Arzneimittelversorgung von Kindern
Ergebnisse einer Studie zur praktischen Auswirkung der EU-Verordnung 1901/2006 „Better Medicines for Children“ seit ihrem Inkrafttreten im Januar 2007
Martin Hermes1, Dr. Lutz Barnscheid1, Dr. Verena Garsuch1, Dr. Petra Schoettler2, Dr. Jessica Dominguez-Hirschi2 und Prof. Dr. Jörg Breitkreutz1
Heinrich-Heine-Universität, Institut für Pharmazeutische Technologie und Biopharmazie, Düsseldorf1, und HEXAL Foundation gGmbH, Holzkirchen2
Children and adolescents, outpatients as well as inpatients, are treated worldwide with unlicensed drug formulations. The EU-regulation No. 1901/2006 was introduced to improve the situation in Europe. The aim of our study is to determine the extent of unlicensed drug use on paediatric wards in Germany shortly before the enforcement of the regulation in January 2007 and to identify first progress three years after the EU-regulation came into effect.

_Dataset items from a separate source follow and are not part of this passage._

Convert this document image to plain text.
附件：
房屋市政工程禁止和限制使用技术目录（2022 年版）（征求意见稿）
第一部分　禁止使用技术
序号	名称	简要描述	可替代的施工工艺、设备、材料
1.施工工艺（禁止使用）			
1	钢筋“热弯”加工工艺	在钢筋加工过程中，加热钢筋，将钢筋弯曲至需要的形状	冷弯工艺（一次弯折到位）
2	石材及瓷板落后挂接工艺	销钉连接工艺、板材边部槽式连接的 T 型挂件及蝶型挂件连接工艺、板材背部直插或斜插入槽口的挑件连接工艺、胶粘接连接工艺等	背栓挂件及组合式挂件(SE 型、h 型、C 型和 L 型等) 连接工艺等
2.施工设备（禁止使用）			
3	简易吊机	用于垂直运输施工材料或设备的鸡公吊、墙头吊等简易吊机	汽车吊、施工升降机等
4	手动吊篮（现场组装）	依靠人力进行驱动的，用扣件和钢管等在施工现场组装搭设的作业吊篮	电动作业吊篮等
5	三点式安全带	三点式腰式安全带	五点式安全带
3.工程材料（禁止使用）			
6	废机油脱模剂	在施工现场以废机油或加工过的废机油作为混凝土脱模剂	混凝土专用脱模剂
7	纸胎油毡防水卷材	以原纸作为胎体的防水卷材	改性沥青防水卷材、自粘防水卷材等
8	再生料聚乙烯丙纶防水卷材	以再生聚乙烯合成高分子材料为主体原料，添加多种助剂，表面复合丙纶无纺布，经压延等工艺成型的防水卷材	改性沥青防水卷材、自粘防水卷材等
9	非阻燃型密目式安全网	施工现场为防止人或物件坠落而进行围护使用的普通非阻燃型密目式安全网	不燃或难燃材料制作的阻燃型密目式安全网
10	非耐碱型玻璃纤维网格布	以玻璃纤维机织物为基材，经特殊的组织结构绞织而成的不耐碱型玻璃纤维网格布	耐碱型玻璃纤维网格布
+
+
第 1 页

In 40 German hospital pharmacies all prescriptions of compounded drugs for paediatric patients were collected and evaluated over a period of six months. We checked the results against the “Priority- list of off-patent medicinal products for paediatric studies” and the lists of “Assessment of the paediatric needs” published by the EMA. For frequently prescribed active substances, we determined actual license status and analysed future trends using the EMA decisions on paediatric investigation plans published to date.

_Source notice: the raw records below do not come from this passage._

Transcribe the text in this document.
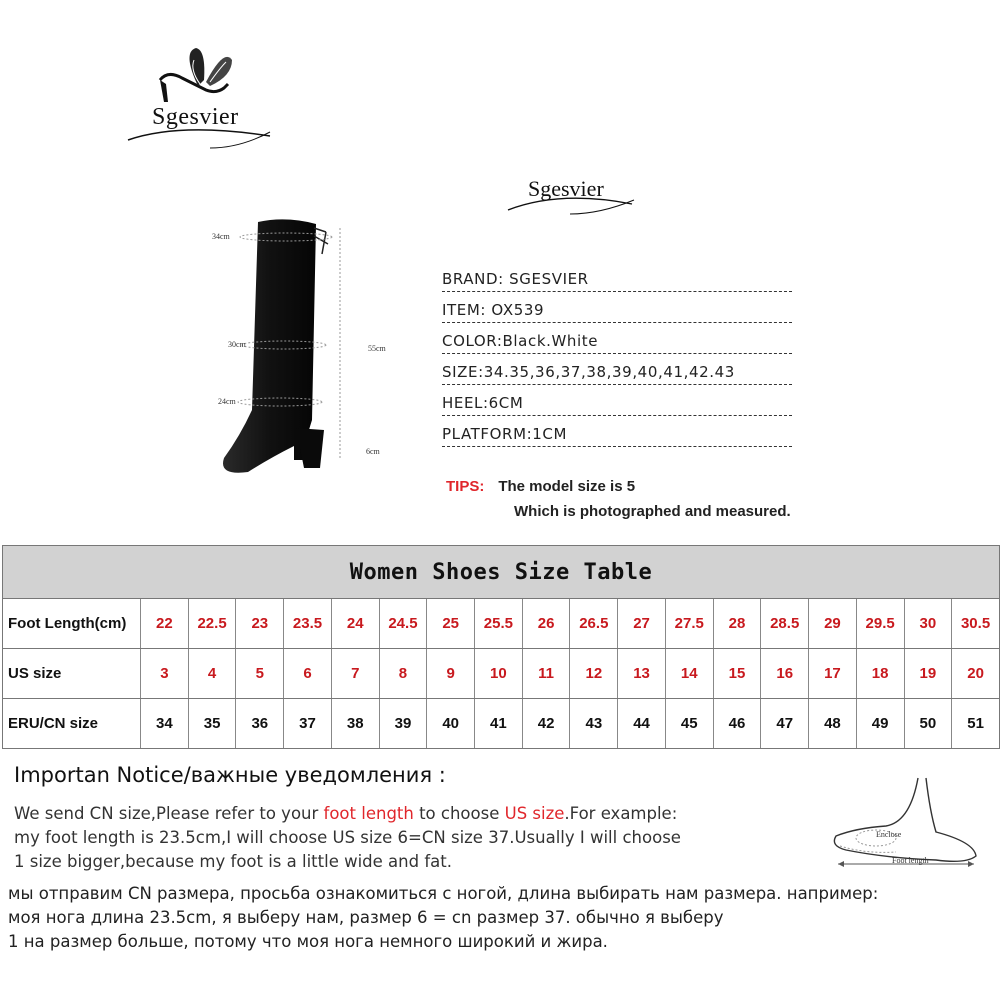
Sgesvier
Sgesvier
34cm
30cm	55cm
24cm
6cm
BRAND: SGESVIER
ITEM: OX539
COLOR:Black.White
SIZE:34.35,36,37,38,39,40,41,42.43
HEEL:6CM
PLATFORM:1CM
TIPS: The model size is 5
Which is photographed and measured.
Women Shoes Size Table
Foot Length(cm)	22	22.5	23	23.5	24	24.5	25	25.5	26	26.5	27	27.5	28	28.5	29	29.5	30	30.5
US size	3	4	5	6	7	8	9	10	11	12	13	14	15	16	17	18	19	20
ERU/CN size	34	35	36	37	38	39	40	41	42	43	44	45	46	47	48	49	50	51
Importan Notice/важные уведомления :
We send CN size,Please refer to your foot length to choose US size.For example:
my foot length is 23.5cm,I will choose US size 6=CN size 37.Usually I will choose
1 size bigger,because my foot is a little wide and fat.
мы отправим CN размера, просьба ознакомиться с ногой, длина выбирать нам размера. например:
моя нога длина 23.5cm, я выберу нам, размер 6 = cn размер 37. обычно я выберу
1 на размер больше, потому что моя нога немного широкий и жира.
Enclose
Foot length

More than 4 800 prescriptions were analysed. For 38 % (5 of 13) of the most frequently prescribed drugs, age appropriate formulations are not available. Referred to cardiovascular drugs, this applies to 80 % (16 of 20). There is a tremendous demand for the development of age appropriate paediatric formulations of common, off-patent medicines. They present 3 % of all PIP applications. The “Priority- list of off-patent medicinal products for paediatric studies” and the lists of “Assessment of the paediatric needs” include in total 317 drug substances. For 10 % of them, EMA decisions on PIPs are published. Three years after the EU-regulation has come into force, only few applications for offpatent substances are under way to a license referred to all paediatric subsets.
Whereas authorisation of new medicinal products in the EU requires the development of paediatric formulations and clinical investigations in paediatric subpopulations, the development of new, age appropriate off-patent drugs still needs more incentives to bridge the today’s gap of paediatric medicines.